Oleh karena itu, pada 27 Februari 1949, Tan Cheng Lock mendirikan Persatuan Tionghoa Malaya (bahasa Melayu: Persatuan Cina Malaya; MCA) dalam upaya menyelamatkan masyarakat Tionghoa untuk kembali ke negara asalnya. MCA berhasil mengambil alih peran pemerintah dalam mengevakuasi masyarakat etnis Tionghoa untuk ditempatkan ke tempat-tempat baru. Saat itu, Tan Cheng Lock menjabat presiden pertama MCA, Yong Shook Lim menjabat sebagai Sekretaris Kehormatan, dan Khoo Teck Ee memegang jabatan Bendahara Kehormatan. Tujuan utama MCA pada saat pendiriannya adalah untuk mengelola permasalahan sosial dan kesejahteraan khusus dari masyarakat yang diinternir di Desa Baru yang dibentuk berdasarkan Rencana Briggs sebagai respons terhadap perisitwa Kedaruratan Malaya.[5][6]
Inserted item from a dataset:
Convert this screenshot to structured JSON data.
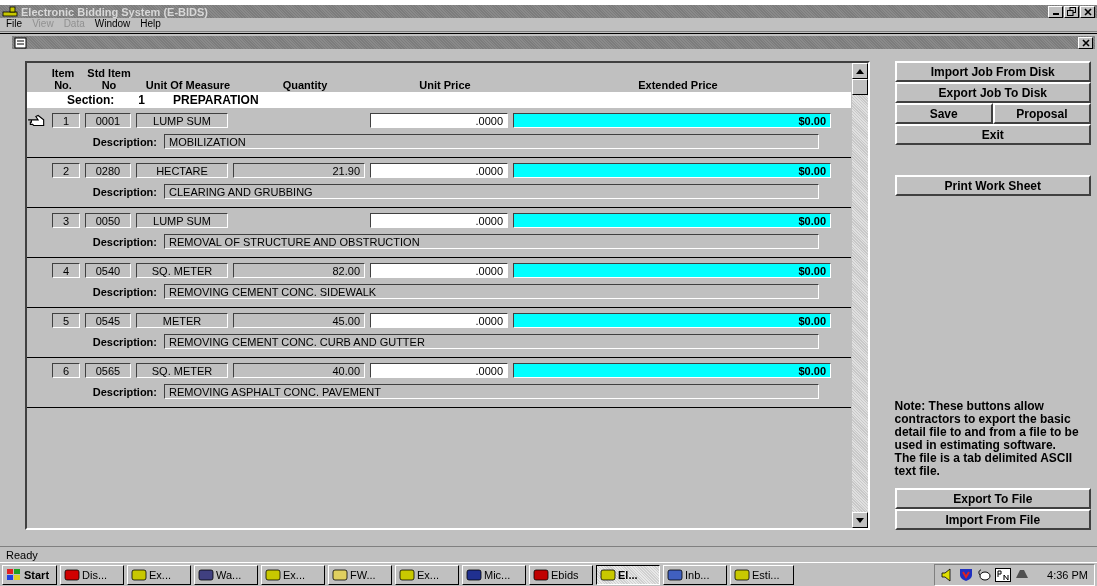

MCA kemudian mendeklarasikan diri secara resmi sebagai partai politik pada tahun 1951 dengan Tan Cheng Lock sebagai presiden pertama. Secara umum, anggota awalnya adalah tuan tanah, pengusaha, ataupun orang kaya, sedangkan kelas pekerja di Desa Baru sebagian besar bergabung dengan Barisan Sosialis.[5] Banyak anggota terkemuka MCA juga merupakan anggota Kuomintang yang menentang Partai Komunis Malaya. Leong Yew Koh, adalah seorang mayor jenderal KMT yang menjadi menteri kabinet dan kemudian menjadi gubernur Melaka; Menteri Keuangan pertama Malaysia, Henry H.S. Lee, adalah seorang kolonel KMT; dan Lim Chong Eu, pemimpin Partai Radikal dan bergabung dengan MCA pada tahun 1952, adalah seorang kolonel (medis) dokter di Kuomintang.[7]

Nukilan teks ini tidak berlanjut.